Nowhere else in the world can you find two countries that are so close to each other geographically but have such a huge difference in their per capita income as Israel, on the one hand, and Palestine’s West Bank and Gaza regions on the other, according to Zvi Eckstein, a former deputy governor of the Bank of Israel and a visiting professor at Wharton. During a recent lecture titled, “West Bank Economic Development and Industrialization,” Eckstein noted that while the per capita income in the West Bank is less than two thousand dollars a year, Israel’s is just above $30,000 — and policymakers in that country are hoping to move even higher up the ranks of the world’s emerging economies.

Eckstein argued that this growing divergence between the economic status of Israel and its closest neighbor will create enormous challenges for policymakers on both sides of the border, even assuming Israelis and Palestinians eventually forge a lasting peace treaty. This vast economic distance has made the West Bank and Gaza highly dependent on Israel’s economy for jobs, transfer payments, tax collections, foreign trade and other growth opportunities. During his talk, Eckstein posed this key question: “If we assume the solution [to the peace problem] will be two independent states, what kind of economic relationship between Palestine and Israel” will be most suitable for the interests of both Palestinians and Israelis?

In an age of globalization, many pundits and policymakers have assumed that a lasting peace between Israel and its neighbors will inevitably lead to even closer economic integration between the economies of the region. However, Eckstein questioned the wisdom of that approach. “I don’t think it is a good idea” to preserve all the close links between the two economies, he said. “An economy with a per capita income of $2,000 cannot work well with one that has income of $30,000.” Although Israel suffers from “huge problems of income distribution,” even the minimum wage in Israel is about two and a half to three times as high as the average wage in the West Bank. The average construction worker in Israel, for example, makes more money than even a skilled high-tech worker in the West Bank or Gaza. “We can’t integrate the two markets,” he said. “We must manage the markets,” instead, if we want to “develop long-term human capital” in the West Bank and Gaza.

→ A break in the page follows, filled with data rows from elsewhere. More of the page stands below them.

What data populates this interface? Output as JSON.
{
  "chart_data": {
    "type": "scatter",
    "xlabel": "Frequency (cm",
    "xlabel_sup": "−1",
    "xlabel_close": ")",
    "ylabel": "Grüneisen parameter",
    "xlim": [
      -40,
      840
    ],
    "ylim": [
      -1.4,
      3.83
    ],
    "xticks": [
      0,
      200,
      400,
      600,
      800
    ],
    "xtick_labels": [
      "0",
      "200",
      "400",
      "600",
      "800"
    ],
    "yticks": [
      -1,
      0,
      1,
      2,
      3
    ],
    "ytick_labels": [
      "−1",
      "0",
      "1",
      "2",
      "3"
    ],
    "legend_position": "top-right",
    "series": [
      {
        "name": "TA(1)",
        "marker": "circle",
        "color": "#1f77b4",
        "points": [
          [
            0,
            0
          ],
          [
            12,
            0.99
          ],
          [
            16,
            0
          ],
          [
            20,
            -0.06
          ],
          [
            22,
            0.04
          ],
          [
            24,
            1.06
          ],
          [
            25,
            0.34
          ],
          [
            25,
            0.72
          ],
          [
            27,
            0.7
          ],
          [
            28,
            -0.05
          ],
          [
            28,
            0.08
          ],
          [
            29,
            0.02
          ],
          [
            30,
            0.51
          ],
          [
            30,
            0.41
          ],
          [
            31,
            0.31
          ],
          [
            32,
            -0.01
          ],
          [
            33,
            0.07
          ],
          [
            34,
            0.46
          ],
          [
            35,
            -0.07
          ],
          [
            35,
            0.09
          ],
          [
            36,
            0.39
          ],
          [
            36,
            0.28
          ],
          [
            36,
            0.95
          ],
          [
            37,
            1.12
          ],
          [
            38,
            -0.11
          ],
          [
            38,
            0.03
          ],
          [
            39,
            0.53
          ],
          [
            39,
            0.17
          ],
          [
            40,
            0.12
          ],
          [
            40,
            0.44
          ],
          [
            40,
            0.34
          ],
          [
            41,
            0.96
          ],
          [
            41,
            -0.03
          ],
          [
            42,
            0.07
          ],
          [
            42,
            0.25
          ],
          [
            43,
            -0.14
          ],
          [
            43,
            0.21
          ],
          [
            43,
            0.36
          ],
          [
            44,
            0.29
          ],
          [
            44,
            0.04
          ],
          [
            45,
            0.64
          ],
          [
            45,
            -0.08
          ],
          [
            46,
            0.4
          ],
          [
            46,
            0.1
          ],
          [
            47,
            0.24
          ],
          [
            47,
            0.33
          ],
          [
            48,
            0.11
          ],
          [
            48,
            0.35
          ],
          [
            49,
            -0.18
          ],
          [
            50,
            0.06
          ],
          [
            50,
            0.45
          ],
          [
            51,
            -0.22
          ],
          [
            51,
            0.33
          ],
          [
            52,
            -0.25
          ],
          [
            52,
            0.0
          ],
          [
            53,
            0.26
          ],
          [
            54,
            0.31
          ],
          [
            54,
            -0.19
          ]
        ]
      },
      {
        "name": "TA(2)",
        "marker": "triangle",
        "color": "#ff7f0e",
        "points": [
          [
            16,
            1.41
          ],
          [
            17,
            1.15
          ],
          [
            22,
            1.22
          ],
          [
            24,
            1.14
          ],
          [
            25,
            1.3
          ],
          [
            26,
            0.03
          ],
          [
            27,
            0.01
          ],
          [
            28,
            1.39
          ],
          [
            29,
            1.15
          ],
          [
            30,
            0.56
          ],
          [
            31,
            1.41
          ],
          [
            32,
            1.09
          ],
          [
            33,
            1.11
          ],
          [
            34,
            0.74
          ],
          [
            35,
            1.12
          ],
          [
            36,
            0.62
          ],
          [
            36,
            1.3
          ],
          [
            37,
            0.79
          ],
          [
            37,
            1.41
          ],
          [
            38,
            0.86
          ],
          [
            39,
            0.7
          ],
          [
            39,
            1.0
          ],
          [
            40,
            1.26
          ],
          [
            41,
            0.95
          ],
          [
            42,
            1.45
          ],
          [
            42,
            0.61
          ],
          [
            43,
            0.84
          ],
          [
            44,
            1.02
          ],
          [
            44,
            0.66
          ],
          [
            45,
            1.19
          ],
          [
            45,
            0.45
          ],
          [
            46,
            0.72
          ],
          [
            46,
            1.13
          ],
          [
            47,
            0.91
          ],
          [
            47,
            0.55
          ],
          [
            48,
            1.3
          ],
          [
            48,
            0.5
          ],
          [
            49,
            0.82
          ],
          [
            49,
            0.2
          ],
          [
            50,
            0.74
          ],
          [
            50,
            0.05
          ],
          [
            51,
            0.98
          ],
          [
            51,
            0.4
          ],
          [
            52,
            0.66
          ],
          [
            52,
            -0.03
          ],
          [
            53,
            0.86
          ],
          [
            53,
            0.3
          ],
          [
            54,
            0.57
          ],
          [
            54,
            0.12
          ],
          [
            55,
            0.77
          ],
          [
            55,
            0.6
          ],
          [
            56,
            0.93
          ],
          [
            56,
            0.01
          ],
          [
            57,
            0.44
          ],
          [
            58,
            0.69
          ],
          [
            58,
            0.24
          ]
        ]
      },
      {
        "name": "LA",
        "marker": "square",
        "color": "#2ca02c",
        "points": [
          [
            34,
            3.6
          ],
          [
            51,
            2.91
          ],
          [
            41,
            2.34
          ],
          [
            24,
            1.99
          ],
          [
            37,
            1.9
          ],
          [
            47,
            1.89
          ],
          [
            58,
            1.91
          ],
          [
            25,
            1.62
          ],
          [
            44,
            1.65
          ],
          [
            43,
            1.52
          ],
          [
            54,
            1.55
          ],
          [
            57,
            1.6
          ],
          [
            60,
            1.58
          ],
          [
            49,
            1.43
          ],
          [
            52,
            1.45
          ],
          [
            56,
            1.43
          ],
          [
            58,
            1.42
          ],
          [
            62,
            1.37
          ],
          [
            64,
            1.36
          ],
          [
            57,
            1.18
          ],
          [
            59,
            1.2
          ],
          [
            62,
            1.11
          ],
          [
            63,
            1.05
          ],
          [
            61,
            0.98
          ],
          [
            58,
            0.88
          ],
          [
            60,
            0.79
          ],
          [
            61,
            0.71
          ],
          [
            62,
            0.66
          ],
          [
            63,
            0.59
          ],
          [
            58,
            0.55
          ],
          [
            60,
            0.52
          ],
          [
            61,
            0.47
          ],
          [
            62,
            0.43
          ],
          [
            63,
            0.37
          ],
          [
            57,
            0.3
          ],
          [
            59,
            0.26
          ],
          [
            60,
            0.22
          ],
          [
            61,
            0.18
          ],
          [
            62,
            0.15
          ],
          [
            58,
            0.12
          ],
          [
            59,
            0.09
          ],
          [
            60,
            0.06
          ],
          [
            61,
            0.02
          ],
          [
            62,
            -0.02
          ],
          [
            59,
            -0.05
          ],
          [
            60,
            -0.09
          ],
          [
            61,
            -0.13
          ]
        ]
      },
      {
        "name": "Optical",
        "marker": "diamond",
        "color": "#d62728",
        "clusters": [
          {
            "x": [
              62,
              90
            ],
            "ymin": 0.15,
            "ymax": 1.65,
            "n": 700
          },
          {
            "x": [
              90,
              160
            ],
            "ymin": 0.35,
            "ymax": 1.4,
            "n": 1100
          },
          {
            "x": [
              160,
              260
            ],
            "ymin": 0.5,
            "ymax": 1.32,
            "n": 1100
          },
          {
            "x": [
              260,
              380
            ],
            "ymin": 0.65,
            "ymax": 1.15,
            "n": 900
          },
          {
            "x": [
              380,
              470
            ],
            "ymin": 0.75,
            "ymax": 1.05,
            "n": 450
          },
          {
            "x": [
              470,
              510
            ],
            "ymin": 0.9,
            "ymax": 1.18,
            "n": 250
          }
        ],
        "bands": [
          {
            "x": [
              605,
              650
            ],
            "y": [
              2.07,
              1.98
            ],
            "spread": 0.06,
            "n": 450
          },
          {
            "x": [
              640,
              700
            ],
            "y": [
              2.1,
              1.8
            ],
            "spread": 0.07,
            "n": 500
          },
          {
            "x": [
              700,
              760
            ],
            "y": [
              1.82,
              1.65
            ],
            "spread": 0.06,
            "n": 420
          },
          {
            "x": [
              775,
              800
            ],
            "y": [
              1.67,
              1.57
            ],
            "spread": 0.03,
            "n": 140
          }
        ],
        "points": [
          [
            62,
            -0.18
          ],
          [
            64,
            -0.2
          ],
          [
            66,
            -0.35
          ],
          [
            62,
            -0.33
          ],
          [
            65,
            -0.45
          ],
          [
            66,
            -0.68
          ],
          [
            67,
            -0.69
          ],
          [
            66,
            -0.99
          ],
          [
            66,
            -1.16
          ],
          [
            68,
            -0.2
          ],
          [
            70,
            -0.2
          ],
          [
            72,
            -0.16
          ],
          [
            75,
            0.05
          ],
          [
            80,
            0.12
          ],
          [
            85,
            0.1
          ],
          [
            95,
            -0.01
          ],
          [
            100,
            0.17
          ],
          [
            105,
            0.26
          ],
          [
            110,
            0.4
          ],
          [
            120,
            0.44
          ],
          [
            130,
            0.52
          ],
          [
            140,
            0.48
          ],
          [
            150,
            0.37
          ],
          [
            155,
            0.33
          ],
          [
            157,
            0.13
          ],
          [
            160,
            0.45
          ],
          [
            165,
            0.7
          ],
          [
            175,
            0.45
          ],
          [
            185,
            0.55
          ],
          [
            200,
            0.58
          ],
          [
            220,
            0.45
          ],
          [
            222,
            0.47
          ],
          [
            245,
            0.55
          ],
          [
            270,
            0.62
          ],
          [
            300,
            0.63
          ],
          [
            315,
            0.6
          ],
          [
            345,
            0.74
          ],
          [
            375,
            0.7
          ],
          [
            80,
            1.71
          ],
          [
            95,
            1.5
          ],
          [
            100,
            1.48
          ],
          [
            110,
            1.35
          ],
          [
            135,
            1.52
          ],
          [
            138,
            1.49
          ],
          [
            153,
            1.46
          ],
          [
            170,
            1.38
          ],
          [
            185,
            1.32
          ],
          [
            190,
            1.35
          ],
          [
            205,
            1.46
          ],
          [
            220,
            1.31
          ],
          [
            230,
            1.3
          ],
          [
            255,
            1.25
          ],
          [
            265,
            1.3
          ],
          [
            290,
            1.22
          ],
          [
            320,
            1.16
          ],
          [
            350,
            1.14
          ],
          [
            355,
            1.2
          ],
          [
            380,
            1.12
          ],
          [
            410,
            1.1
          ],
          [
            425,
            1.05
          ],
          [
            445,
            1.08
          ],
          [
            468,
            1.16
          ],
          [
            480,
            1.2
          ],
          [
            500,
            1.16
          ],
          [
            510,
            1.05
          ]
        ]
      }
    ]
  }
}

To date, the path of economic integration between the two economies has created a series of unsatisfactory “temporary solutions” in labor markets, Eckstein noted. For example, thousands of workers from Palestine are working in Israel without permits. One major issue, he added, is whether there should be a limit on the number of workers from the West Bank in Israel. Eckstein argued in favor of that approach, and supported separating the tax systems of Israel and the West Bank/Gaza. It makes sense to establish tax regimes and legal systems in the West Bank and Gaza that not only are “as good as those in other countries” but also are appropriate for the needs of the local populations, he said. “The tax structure that we have in Israel is not necessarily the best [for them].” However,  the change should be made in advance and in a gradual process to minimize costs and adjust to the changing economic conditions.

“They want to be an independent state so they have to know how to collect their own taxes,” Eckstein said of the Palestinians. Achieving this goal is a process “that has to be managed in a transition,” not enacted overnight. Fortunately, he added, “The West Bank officials who are running their policies [now] are first rate, so I don’t see any problems in their ability” to manage such a transition.